Depuis qu’ils contrôlent Goma, les rebelles du M23 soutenus par le Rwanda pillent les commerces et exécutent des citoyens Congolais à l’abri de regards : c’est ce que dénonce le nouveau rapport accablant de l’ONG Human Right Watch (HRW). Ces crimes de guerre sont commis quasi-quotidiennement. Les 22 et 23 février derniers, l’ONG a enregistré au moins 21 morts, tous des civils, mais les chiffres pourraient être bien plus élevés.
Les rebelles se seraient rendus dans le quartier de Kasika, et auraient saisi 25 personnes. Ils auraient ensuite exécuté sept d’entre eux près du camp de Katindo. Onze autres corps ont été retrouvés sur un chantier de construction situé à moins de 100 mètres du camp. De plus, plusieurs autres massacres ont été documentés, notamment près d’un terrain où les rebelles avaient rassemblé une vingtaine de jeunes, au moins trois personnes ayant tenté de s’enfuir ont été abattues.
Selon Human Right Watch, trois professionnels de santé ont déclaré avoir récupéré plus de 50 corps dans le quartier de Kasika les 22 et 23 février derniers. Ces actes délibérés devraient faire l’objet d’une enquête de la cour pénale internationale suggère l’ONG.
Depuis le 27 janvier, date à laquelle les rebelles du M23 ont pris le contrôle de la province du Nord-Kivu, ces massacres délibérés ont instauré un climat de peur à Goma.
Un expert de l’ONU appelle à une appropriation nationale
Parallèlement, l’afflux de déplacés internes en RDC préoccupe les Nations Unies. «La République Démocratique du Congo est confrontée à l’une des crises de déplacements internes les plus importantes et les plus longues au monde, exacerbée par l’occupation continue du Nord-Kivu et du Sud-Kivu par les rebelles de l’AFC/M23 soutenus par le Rwanda», a déclaré Paula Gaviria Betancur, Rapporteuse spéciale sur les droits de l’homme des personnes déplacées à l’intérieur de leur propre pays, dans une déclaration à l’issue d’une visite officielle dans le pays.
«Cette crise a eu des effets dévastateurs sur les civils déplacés, qui ont été victimes de meurtres, d’exécutions sommaires, de violences sexuelles et sexistes généralisées, de travail forcé, de retours forcés et ont été utilisés comme boucliers humains, entre autres violations graves de leurs droits humains dans le contexte de conflits multiples et de violences généralisées », a déclaré la Rapporteuse spéciale.
«Beaucoup ont également du mal à subvenir à leurs besoins fondamentaux, en particulier compte tenu des effets dévastateurs de la réduction de l’aide étrangère sur la capacité des organismes humanitaires à répondre à cette crise. »
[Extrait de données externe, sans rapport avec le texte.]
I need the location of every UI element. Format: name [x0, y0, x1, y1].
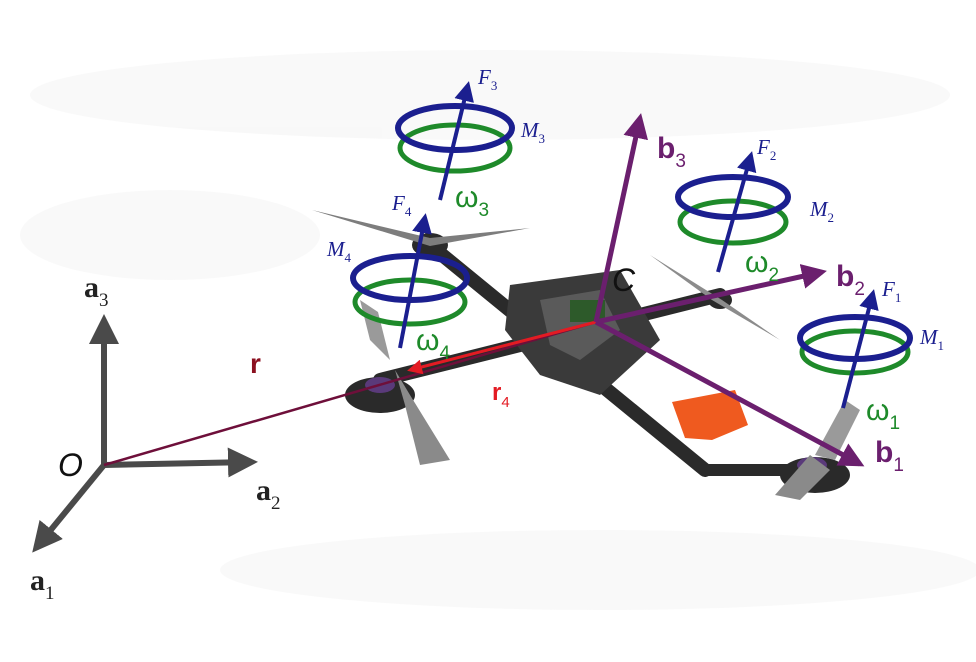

Mme Gaviria Betancur a salué les efforts déployés par le gouvernement congolais pour renforcer les cadres juridiques et politiques relatifs aux déplacements et s’attaquer aux causes profondes des déplacements internes par la gestion des conflits et la réforme agraire. Elle a appelé l’État à faire preuve d’un plus grand leadership sur ces questions.
«Si l’on peut comprendre que le gouvernement ait concentré une grande partie de ses efforts sur la reconquête de la souveraineté sur son territoire dans l’est du pays, la souveraineté s’accompagne également de responsabilités », a-t-elle déclaré. Et d’ajouter : « Compte tenu notamment de la diminution de l’aide internationale, le gouvernement ne peut plus se permettre de déléguer ses responsabilités envers les personnes déplacées à l’intérieur du pays et doit prendre l’initiative de garantir des réponses coordonnées et responsables aux déplacements internes sur l’ensemble de son territoire.»
Malgré les conditions difficiles auxquelles sont confrontées les personnes déplacées à l’intérieur du pays, Mme Gaviria Betancur a exprimé son admiration pour la résilience et la ténacité dont elles font preuve.
«J’ai été profondément émue par la simplicité et la dignité des revendications des personnes déplacées à l’intérieur du pays, qui ne demandent pas l’aumône, mais souhaitent simplement retourner sur leurs terres en toute sécurité, retrouver leur autonomie et reconstruire leur vie », a-t-elle déclaré, avant de renchérir : «Il est impératif de soutenir ces aspirations par des approches menées par le gouvernement, avec le soutien de la communauté internationale, qui permettent de trouver des solutions durables à leur déplacement. Le monde ne peut se permettre de tourner le dos aux personnes déplacées à l’intérieur de la République démocratique du Congo. Elles ont suffisamment souffert et méritent une paix durable. »
La rapporteuse spéciale présentera un rapport détaillé sur ses conclusions au Conseil des droits de l’homme des Nations unies en juin 2026.